Recently, popular Ethereum developer Virgil Griffith was arrested by the FBI for his educational efforts aimed at teaching blockchain technology in North Korea. According to our previous report, Griffith traveled there in spite of the U.S. sanctions prohibiting citizens from visiting the country, a specific note asking him to abandon his plans, and still performed activities authorities consider as jeopardizing. Ethereum co-founder Vitalik Buterin has now responded to the events, announcing support for Griffith.
Buterin took to Twitter to express his dissatisfaction at recent events, posting a six-tweet thread which began with a decisively written blog post by Enrico Talin, the CEO of blockchain firm commerc.io. In the post, Talin suggests a petition to free Griffith, describing the developer as a “fantastic person” who is a “man of peace” that has done a lot for the growth of blockchain technology. Talin also poses a very interesting question about Griffith’s efforts in North Korea:
“Can anyone give me a specific example of an information – not already public knowledge – that Virgil has passed to DPRK?”

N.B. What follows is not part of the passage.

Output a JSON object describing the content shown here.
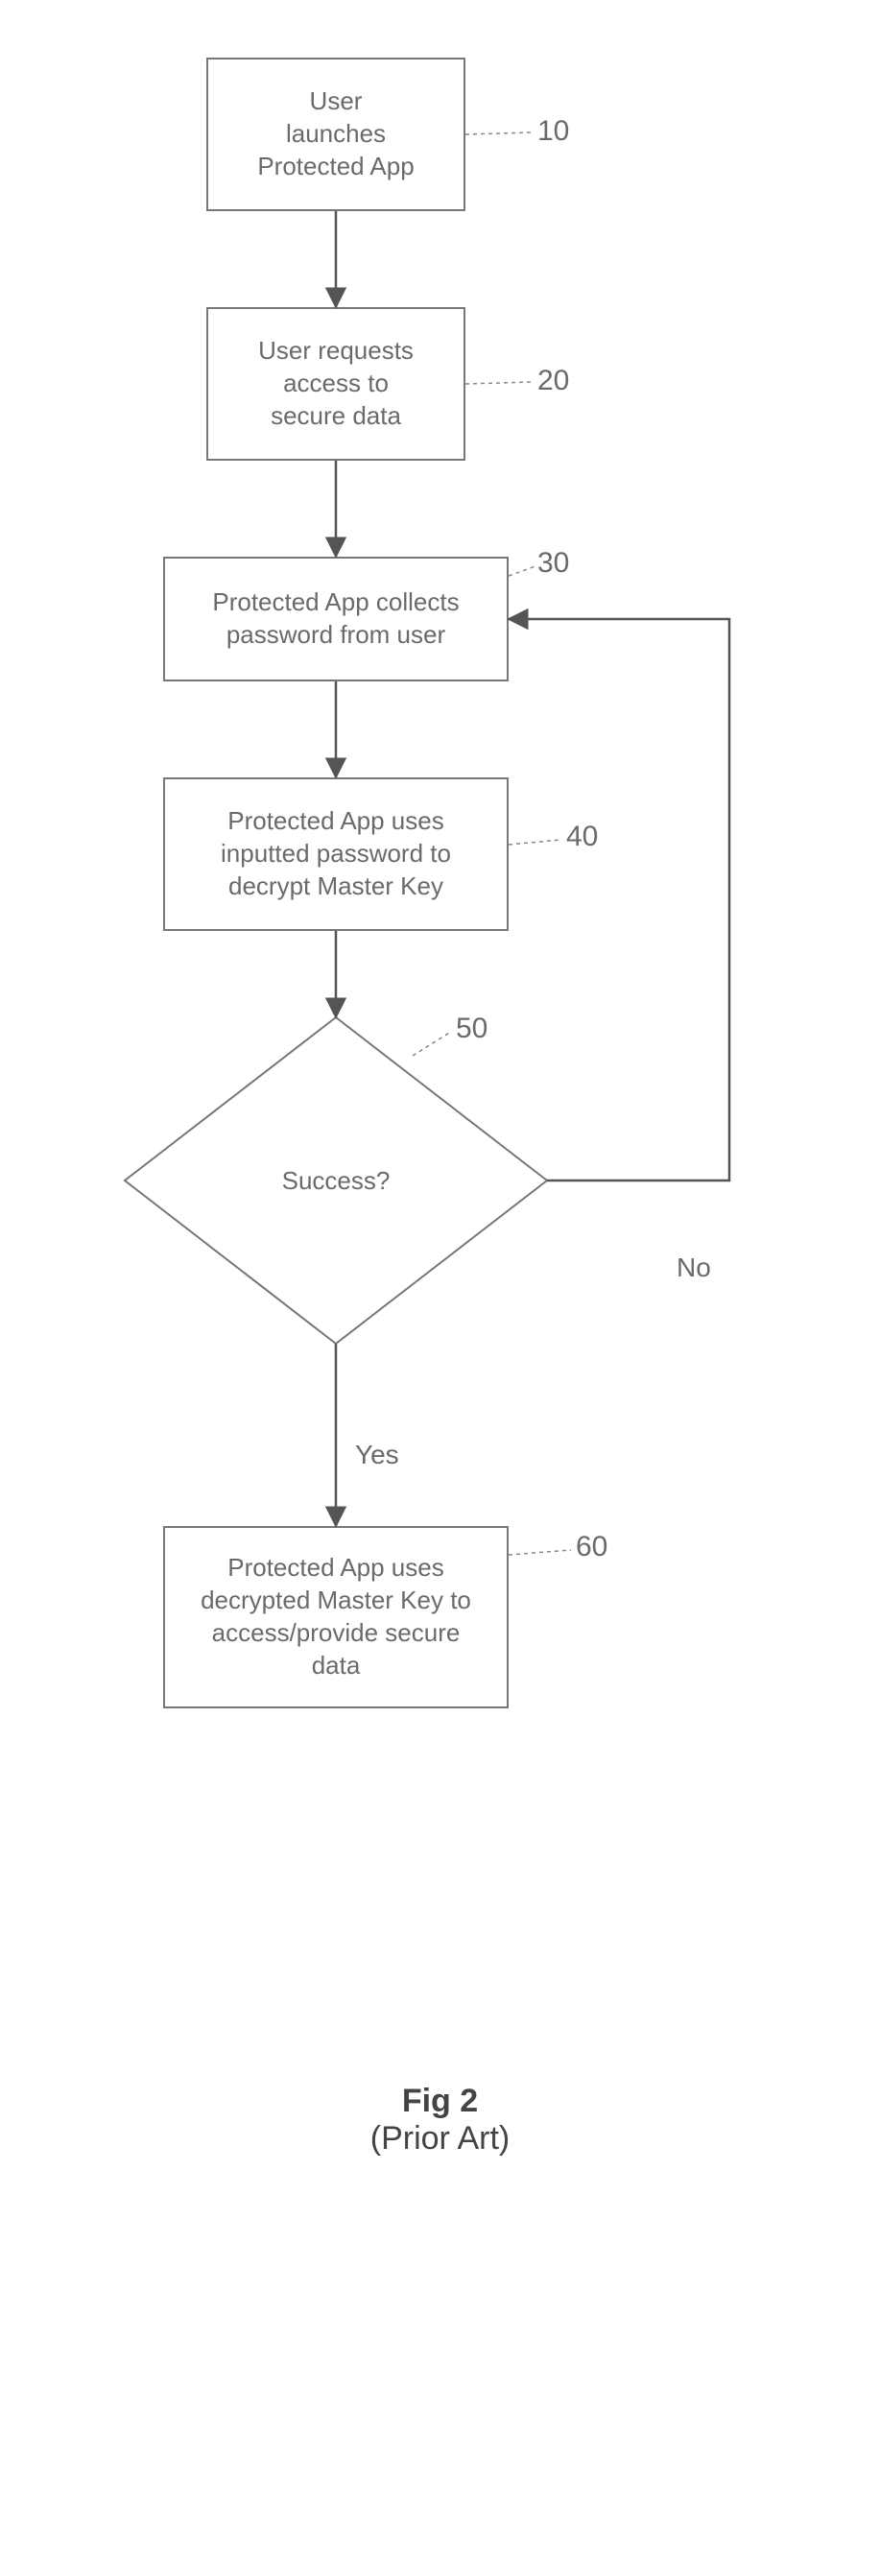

In the next couple of tweets, Buterin specifically said even though Griffith’s trip was a personal one that had nothing to do with the Ethereum Foundation (EF) and the EF offered no assistance, Buterin would not be throwing Griffith “under the bus.” He suggests that the entire case against Griffith is predicated on the fact that many people have been trained since childhood to be close-minded about their view of North Korea, essentially dismissing the country as a “Maximum Evil Enemy.”
He then corroborates Talin’s earlier excerpted question, which bears down on the fact that Griffith’s presentation in North Korea, was based on “publicly available info about open-source software” without any form of “advanced tutoring” like authorities have suggested. Buterin adds that Griffith made no personal gain from the trip or the conference and that if there was any indication Griffith was going to do more than give a presentation, the ETH co-founder would have condemned it outrightly.
Griffith, an American citizen domiciled in Singapore, was arrested at the Los Angeles Airport and is expected to face charges that suggest a conspiracy to run afoul of the International Emergency Economic Powers Act (IEEPA). According to U.S. Attorney Geoffrey S. Berman, Griffith supposedly assisted North Korea to avoid sanctions, a crime that could keep him in prison for up to 20 years. It was said:
“As alleged, Virgil Griffith provided highly technical information to North Korea, knowing that this information could be used to help North Korea launder money and evade sanctions. In allegedly doing so, Griffith jeopardizes the sanctions that both Congress and the president have enacted to place maximum pressure on North Korea’s dangerous regime.”
The reaction to the arrest since it was announced has been somewhat mixed. While there are many pro-blockchain people in support of Griffith because all he did was help with blockchain adoption and development, there are others who have pointed out that regardless of the noble intentions, Griffith did not have permission from the State Department to visit North Korea, as is required of all U.S. citizens.